Which proves what some have suspected, that Jonah is just a jerk. Yes, the President frequently blows Selina off, but Jonah’s dismissive attitude isn’t true of everyone in his office. It’s a power play by someone who wants to take advantage of every ounce of influence they are given, and he isn’t given much. Some people like and respect Selina, which is probably why she’s been around as long as she has.
Between the core cast, which is, without exception, phenomenal at this distinct type of groaning humor, and these guest stars, VEEP soars. It’s hard to define exactly why I am enjoying the show so much, but every single actor on screen just nails their roles. Their line delivery is flawless, the writing is tight, and the show knows exactly what it is, with no wavering in tone or presentation.
A look around at the ensemble supports this conclusion, each with their own bits in “Midterms.” Amy (Anna Chlumsky) balances a dying father with her professional responsibilities. Dan (Reid Scott) fights with Furlong. Sue (Sufe Bradshaw) lays the smack down. Mike (Matt Walsh) tries to unload a leaky boat he foolishly bought. And Gary (Tony Hale) not only has a lipstick emergency, but is part of the biggest kerfuffle in the entire half hour, which hilariously unfolds in the Oval Office itself.

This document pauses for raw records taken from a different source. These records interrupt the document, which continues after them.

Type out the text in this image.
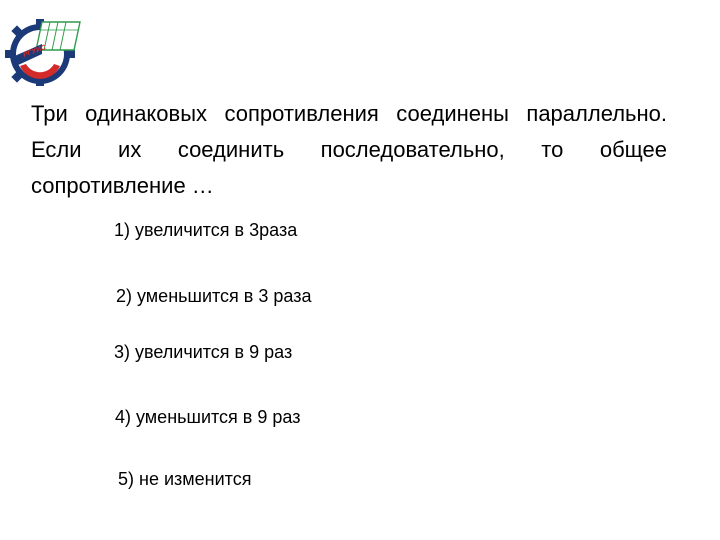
РГУИС

Три одинаковых сопротивления соединены параллельно. Если их соединить последовательно, то общее сопротивление …

1) увеличится в 3раза
2) уменьшится в 3 раза
3) увеличится в 9 раз
4) уменьшится в 9 раз
5) не изменится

I am somehow not disappointed that the President has yet to make an appearance, even in an installment where he is frequently known to be just around the corner. I feel like the idea of him, painted in the small details we get from other characters, is greater than any actor could actually perform the role. Should VEEP decide down the line to bring in the POTUS himself, it would take absolutely perfect casting to nail the role. Instead, I feel he is better off remaining a legend and a myth, only talked about, never seen, his absence always making Selina seem less important than her job title would lead one to believe.
In the end, Selina actually does get what she is asking for in “Midterms,” or at least part of it. And as fans might expect, it’s not what she bargained for. The President actually calls for her (which NEVER happens), but to ask her to do some difficult stuff, some of which involves shouldering part of the blame for awful midterm elections, which really aren’t her fault.
Louis-Dreyfus is brilliant, making this unlikable woman just a smidge charming enough that viewers can understand how she got where she is. She isn’t nice and she isn’t sharp, well, not entirely, yet she worked her way up to V.P. somehow. It actually makes sense almost solely because of Louis-Dreyfus’s nuanced and carefully thought out portrayal.
And she is matched by everyone else on screen. It’s her show, but it wouldn’t work without the right balance of support the others bring, keeping her the star and the focus, even while servicing their own stories. Excellent work, all around.
If you only sort of enjoyed season one, “Midterms” is worth a shot because I feel the game has been kicked up a notch. If you’re already a fan, this is VEEP at the top of its game, and you should be very satisfied with its return. And if you’ve never watched the show, give it a try. “Midterms” is accessible to anyone, even the brand-new watcher.
VEEP returns this Sunday at 10 p.m. ET on HBO.